Callo otras menudencias, como la sopa de los conventos, el rancho de los cuarteles y las menestras de los palacios, que son ágape sobre ágape, cuando se sabe escoger el tiempo o la ocasión; no menos que las sobras de los mataderos o de la pesca en las playas, con que se aderezan, de balde, sabrosas ollas podridas que no las come el rey mejor, porque se comen con más gana; y por último, el regalo de un traje o de un buen par de calzado, dados sin pedirlos, por alguien que practica la obra de misericordia de vestir al desnudo.

Dicho esto, se me ocurre preguntar: ¿Soy un vencido?

—Ni vencido, ni escéptico —respondí—. Es usted un epicúreo.

—Hasta cierto punto, sí —contestó Mingote, halagado por ese epíteto—; porque tengo salud y humor para conllevar esta vida. Siento en mí, no obstante, el lastre de realismo de la edad presente, reñida con andanzas y aventuras, que diputa por degeneraciones. Por esto quisiera haber vivido en tiempos de Gil Blas, de Guzmán de Alfarache y de otros modelos de la épica picaresca. Lo confieso; soy un español rezagado del siglo XVII.

Acabada esta plática, era natural que comiéramos. Al efecto, hice llamar por Ramona al señor Vicente, el cual de leñador pasó a cocinero. Ayudando todos, en poco tiempo se asaron los conejos, y de ellos dimos cuenta con el apetito que despierta el aire del campo.

A fuer de hombre discreto, Mingote se despidió acabado de comer, y yo seguí con la vista, hasta que desapareció por el monte, a este hombre singular, dudando si compadecerle o admirarle.

Enseguida, recogí mi cuartago, y ya con el pie en el estribo, dije:

—También yo me voy, señor Vicente. ¿Qué planes son los suyos?

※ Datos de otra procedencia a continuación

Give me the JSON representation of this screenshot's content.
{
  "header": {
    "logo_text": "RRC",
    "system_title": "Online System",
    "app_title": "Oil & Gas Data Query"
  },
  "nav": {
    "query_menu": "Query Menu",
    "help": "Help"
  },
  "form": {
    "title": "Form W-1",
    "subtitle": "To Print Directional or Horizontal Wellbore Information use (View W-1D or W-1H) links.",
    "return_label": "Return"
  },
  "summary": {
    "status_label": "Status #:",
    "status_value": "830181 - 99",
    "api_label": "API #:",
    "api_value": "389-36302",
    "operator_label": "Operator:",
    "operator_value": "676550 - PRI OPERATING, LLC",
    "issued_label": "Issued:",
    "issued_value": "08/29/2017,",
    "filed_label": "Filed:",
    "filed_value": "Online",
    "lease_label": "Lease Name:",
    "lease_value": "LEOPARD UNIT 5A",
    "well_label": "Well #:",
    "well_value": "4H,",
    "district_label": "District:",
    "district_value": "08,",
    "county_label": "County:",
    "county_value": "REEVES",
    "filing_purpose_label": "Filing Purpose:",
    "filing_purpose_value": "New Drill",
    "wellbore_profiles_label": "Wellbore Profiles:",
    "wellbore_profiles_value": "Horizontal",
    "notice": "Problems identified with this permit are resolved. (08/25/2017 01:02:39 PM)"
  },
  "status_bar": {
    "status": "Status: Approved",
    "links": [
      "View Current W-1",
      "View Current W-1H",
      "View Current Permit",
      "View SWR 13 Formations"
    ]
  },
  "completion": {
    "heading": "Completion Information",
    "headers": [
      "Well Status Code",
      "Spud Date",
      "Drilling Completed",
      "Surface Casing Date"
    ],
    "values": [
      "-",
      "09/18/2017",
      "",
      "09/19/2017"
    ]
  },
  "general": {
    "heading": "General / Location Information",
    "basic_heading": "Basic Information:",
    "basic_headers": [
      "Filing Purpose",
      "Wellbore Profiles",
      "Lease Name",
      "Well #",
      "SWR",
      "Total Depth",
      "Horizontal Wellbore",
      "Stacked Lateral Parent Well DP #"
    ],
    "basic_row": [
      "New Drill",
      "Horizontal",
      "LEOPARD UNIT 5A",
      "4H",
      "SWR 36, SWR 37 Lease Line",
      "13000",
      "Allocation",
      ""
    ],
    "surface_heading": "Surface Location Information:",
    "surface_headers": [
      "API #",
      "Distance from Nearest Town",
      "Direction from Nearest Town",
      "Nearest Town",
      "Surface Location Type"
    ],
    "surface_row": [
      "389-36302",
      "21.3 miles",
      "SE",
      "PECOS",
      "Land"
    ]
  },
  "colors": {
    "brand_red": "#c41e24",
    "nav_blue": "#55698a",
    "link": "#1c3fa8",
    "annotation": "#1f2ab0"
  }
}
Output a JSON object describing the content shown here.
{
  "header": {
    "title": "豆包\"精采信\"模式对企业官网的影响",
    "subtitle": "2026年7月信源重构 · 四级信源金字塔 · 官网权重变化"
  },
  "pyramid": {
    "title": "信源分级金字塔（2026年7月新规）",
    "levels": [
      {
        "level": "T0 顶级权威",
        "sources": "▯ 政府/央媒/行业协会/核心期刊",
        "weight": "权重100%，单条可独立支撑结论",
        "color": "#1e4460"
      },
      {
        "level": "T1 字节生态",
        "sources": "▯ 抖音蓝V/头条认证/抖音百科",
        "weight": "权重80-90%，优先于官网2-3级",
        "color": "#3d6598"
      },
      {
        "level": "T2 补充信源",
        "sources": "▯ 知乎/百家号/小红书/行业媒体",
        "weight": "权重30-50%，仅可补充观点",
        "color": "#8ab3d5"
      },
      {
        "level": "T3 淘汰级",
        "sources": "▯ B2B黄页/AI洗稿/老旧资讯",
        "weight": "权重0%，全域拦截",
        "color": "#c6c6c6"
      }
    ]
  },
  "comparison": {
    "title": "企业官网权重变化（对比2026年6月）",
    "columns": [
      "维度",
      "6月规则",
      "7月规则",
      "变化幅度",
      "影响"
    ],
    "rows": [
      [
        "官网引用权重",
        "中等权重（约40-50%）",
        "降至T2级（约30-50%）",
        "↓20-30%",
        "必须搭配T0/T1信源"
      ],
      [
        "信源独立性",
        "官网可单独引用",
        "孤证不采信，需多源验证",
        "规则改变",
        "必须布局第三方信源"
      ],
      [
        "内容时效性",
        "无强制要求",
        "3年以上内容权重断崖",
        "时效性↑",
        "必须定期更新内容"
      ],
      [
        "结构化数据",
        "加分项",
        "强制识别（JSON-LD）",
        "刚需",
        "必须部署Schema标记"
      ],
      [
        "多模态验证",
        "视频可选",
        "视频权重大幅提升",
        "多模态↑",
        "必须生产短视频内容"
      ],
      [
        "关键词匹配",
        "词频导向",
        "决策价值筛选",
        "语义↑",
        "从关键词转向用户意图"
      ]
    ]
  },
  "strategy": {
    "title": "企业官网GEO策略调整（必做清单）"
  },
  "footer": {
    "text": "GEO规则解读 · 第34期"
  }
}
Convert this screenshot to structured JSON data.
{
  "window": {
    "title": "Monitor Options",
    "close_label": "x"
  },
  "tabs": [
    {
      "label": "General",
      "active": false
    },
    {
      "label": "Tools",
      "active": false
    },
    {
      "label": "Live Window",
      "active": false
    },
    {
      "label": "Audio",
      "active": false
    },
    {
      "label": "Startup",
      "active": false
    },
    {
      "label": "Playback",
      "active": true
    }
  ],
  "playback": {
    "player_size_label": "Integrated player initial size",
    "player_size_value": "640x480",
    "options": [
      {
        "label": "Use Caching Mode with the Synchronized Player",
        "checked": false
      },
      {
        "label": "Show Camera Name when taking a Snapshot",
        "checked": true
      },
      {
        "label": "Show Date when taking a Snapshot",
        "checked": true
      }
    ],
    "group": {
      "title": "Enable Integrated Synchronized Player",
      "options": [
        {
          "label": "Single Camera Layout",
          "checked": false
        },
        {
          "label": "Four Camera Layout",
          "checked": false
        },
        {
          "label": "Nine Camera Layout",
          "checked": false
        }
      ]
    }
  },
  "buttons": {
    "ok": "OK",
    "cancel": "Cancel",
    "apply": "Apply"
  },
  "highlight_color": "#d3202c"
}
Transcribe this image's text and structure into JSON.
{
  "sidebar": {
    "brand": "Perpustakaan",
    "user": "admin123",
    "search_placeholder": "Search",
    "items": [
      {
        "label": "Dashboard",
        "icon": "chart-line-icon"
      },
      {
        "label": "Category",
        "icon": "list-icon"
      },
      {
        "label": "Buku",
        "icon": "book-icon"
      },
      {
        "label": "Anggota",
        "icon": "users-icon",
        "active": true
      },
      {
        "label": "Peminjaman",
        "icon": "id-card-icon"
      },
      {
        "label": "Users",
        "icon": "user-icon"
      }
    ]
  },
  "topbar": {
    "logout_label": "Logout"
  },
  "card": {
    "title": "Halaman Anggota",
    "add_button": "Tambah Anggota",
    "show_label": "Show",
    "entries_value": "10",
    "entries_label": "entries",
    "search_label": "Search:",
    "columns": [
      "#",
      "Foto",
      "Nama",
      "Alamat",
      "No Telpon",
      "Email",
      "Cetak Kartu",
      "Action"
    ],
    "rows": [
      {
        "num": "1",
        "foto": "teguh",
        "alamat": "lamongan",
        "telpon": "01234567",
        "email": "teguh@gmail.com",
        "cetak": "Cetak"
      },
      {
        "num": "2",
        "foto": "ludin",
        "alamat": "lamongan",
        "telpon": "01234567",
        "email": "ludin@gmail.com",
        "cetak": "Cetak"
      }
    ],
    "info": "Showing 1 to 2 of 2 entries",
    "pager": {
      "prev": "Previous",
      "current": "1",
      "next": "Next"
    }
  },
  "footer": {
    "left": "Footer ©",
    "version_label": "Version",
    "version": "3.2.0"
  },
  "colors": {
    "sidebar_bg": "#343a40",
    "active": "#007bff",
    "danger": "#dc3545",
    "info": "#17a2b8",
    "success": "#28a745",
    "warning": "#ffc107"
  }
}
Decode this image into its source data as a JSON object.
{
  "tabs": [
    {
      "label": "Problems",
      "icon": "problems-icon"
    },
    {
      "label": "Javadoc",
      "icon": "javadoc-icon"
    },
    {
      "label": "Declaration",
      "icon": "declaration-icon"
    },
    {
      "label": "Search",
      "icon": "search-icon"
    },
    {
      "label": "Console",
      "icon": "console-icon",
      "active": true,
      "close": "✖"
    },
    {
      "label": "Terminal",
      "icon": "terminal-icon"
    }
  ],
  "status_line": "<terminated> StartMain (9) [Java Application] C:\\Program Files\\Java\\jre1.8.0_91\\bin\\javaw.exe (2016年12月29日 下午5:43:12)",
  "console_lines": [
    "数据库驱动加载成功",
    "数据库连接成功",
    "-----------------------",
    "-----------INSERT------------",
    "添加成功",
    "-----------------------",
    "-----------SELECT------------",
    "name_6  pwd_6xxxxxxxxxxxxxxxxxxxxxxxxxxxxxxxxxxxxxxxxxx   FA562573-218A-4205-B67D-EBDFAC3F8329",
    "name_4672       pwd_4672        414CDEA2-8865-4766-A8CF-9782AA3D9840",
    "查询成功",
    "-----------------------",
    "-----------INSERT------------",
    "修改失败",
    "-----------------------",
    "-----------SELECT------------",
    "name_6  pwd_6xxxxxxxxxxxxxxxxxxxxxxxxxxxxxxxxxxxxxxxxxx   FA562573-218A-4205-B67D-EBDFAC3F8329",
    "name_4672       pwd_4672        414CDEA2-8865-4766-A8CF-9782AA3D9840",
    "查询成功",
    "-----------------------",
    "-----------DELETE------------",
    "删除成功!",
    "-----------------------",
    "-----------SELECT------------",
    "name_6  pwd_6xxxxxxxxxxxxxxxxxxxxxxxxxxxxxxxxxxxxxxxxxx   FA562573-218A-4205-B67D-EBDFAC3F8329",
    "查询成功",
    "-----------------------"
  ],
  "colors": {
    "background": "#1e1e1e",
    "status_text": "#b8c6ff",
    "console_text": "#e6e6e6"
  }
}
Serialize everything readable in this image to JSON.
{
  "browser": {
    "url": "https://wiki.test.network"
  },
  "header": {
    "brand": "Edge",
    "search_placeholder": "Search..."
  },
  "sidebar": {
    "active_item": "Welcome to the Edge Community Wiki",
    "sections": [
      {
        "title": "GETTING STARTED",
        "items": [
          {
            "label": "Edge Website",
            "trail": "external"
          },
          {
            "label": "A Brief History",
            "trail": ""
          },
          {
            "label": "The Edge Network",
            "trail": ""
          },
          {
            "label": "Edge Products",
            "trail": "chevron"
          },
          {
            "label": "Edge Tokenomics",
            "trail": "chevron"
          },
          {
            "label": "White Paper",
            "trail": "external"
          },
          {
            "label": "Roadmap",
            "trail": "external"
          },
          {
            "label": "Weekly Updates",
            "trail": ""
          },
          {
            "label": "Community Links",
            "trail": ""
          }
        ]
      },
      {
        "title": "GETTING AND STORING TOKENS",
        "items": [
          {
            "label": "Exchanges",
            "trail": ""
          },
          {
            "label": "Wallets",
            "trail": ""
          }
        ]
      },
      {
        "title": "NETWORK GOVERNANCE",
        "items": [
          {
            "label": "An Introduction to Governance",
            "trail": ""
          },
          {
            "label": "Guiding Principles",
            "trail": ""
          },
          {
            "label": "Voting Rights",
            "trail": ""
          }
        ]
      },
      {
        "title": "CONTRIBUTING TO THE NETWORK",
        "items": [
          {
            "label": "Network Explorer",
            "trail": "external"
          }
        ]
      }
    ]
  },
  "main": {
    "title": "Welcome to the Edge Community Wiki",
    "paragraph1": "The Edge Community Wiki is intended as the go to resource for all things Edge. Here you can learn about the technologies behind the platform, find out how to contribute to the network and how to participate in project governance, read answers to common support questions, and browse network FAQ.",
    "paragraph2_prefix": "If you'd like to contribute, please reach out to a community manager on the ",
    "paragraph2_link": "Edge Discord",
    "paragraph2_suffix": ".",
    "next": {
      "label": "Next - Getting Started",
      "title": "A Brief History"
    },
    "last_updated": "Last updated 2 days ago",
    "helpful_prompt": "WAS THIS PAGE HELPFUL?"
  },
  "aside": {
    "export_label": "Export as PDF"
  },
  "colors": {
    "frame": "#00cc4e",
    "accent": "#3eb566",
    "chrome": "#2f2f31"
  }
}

—Aquí me llevaré quince días o tres semanas, hasta cumplir mi compromiso. Luego seguiré camino a Guadalupe, y ya querrá Dios que dé con algún convento de monjas donde entre a Ramona, pues deseo que la niña, conforme crezca en años, crezca también en virtud y santidad.

—Alabo su resolución, señor Vicente. Quedar con Dios, y hasta que volvamos a vernos en Madrid.

Acaricié a la niña, di un apretón de manos al viejo, y, montando a caballo, tomé la salida del monte.